Accountants EY say that the number of firms issuing profit warnings has risen. This reminds us of an awkward fact - that real wages haven't fallen because capitalists have increased their exploitation of workers. Instead, they've fallen because productivity has fallen. And lower productivity means lower incomes for both capital and labour.
This doesn't necessarily undermine Labour's interest in predistribution and the Left's interest (pdf) in wage-led growth. Solutions to problems need not resemble their causes. Even if a fall in labour's share of GDP isn't the main cause of falling real wages, a higher wage share might boost growth - though I have my doubts.
Not least of such doubts is whether such a shift is achievable. A new paper by David Bell and Danny Blanchflower argues that "the UK labor market is much further from full employment than the MPC calculates". If they're right, there'll be continued downard pressure on wages. Which means predistribution will be fighting against the tide of market forces.
What can be done? There are two (non-exclusive) possibilities.

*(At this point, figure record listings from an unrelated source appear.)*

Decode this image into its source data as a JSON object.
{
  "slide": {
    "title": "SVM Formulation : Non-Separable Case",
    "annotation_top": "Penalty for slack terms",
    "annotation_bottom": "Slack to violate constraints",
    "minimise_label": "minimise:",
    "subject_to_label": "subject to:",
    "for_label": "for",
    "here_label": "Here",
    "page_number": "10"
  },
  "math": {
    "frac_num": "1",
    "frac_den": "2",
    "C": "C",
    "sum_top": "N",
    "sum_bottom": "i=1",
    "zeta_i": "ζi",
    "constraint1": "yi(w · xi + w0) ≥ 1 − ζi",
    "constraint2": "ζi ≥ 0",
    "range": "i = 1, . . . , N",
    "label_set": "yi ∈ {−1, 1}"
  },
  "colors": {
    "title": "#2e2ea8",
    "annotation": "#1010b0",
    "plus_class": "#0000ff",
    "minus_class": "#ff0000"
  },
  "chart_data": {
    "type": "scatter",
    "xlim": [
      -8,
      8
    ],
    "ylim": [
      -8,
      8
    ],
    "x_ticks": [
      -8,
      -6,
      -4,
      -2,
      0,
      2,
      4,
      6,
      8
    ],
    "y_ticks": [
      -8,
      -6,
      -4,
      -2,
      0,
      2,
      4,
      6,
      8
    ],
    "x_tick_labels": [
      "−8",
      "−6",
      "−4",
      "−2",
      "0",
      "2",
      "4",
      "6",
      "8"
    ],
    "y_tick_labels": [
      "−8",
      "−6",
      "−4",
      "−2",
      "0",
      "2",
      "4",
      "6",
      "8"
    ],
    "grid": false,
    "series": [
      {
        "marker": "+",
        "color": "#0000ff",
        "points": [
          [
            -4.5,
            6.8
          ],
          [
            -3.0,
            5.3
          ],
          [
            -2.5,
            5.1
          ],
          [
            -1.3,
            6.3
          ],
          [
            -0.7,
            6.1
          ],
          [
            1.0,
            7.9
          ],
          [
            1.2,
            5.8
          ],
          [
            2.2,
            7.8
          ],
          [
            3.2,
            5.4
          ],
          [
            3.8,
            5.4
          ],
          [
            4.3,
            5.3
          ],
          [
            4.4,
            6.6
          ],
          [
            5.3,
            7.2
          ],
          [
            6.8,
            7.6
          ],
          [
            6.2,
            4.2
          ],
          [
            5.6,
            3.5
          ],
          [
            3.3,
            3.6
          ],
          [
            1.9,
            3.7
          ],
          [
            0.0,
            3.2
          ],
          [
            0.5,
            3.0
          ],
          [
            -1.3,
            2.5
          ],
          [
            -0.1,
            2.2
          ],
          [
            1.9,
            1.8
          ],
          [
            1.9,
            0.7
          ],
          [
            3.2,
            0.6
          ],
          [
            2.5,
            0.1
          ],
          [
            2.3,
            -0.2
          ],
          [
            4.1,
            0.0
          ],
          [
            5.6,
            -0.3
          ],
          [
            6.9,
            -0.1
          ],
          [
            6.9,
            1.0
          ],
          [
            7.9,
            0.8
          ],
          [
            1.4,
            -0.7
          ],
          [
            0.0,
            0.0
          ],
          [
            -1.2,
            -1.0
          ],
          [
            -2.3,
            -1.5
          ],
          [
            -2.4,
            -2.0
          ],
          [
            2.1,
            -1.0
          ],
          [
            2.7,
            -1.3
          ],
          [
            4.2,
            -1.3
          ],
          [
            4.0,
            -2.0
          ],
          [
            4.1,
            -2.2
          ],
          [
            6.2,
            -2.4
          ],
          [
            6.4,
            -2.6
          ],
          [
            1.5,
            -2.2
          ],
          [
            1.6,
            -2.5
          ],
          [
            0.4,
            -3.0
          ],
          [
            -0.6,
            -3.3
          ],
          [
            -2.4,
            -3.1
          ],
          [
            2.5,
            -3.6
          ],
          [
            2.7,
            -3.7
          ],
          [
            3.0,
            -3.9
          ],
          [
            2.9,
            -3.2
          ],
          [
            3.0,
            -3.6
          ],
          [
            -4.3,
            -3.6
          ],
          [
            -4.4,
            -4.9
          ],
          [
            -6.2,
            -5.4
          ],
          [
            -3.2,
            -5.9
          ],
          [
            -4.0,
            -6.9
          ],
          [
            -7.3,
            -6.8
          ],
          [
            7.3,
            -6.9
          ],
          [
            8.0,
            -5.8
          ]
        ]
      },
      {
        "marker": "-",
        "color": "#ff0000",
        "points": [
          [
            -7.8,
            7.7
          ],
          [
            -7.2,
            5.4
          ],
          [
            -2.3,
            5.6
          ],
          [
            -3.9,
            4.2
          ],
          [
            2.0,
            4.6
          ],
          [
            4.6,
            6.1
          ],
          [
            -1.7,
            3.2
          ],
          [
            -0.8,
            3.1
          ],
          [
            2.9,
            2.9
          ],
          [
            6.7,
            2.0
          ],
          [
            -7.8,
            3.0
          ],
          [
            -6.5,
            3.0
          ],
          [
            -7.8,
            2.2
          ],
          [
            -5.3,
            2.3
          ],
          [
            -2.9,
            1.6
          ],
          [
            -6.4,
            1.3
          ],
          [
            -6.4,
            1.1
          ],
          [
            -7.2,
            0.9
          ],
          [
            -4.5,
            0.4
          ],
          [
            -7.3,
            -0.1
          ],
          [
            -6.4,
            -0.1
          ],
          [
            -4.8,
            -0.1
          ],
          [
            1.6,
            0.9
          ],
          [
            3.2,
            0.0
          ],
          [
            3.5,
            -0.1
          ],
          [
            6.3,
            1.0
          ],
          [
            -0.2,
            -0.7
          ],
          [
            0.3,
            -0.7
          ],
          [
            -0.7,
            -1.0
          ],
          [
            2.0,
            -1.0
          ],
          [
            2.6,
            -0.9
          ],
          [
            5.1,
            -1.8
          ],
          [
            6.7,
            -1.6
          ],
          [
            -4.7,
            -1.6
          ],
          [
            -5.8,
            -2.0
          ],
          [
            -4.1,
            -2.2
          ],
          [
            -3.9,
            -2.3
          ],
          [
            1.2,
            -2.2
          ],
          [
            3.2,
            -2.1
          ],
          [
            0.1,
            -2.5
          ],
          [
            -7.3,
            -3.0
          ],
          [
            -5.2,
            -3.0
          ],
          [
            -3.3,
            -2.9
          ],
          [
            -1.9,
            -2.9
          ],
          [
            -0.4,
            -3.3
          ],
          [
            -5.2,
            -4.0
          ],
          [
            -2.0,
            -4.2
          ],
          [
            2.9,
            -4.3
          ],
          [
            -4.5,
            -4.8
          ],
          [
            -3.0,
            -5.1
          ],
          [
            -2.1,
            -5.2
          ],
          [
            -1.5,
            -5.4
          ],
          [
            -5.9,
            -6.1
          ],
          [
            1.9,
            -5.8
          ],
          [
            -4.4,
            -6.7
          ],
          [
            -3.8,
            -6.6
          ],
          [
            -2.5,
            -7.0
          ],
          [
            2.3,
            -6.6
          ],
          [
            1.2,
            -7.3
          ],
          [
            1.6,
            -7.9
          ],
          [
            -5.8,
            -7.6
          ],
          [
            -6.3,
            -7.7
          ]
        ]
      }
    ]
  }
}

One is to raise productivity growth; if the pie grows, everyone could, in principle, get a better slice. This, though, runs into two problems: we don't know why productivity has stalled - the Bank of England calls it a puzzle (pdf); and history shows that national policies can't do much to raise trend growth.
The second possibility is simply to increase aggregate demand through looser fiscal policy; this would help reduce labour market slack and downward pressure on wages whilst also boosting profits, so both capital and labour win. This, though, is excluded by Labour's commitment to austerity.
I fear, therefore, that there's not much that economic policy will do to raise real wages.
Complaining about this fact is, however, as futile as complaining about the poor quality of modern pop music. Given the twin constraints of poor public taste and the interests of capital, we should not expect anything better.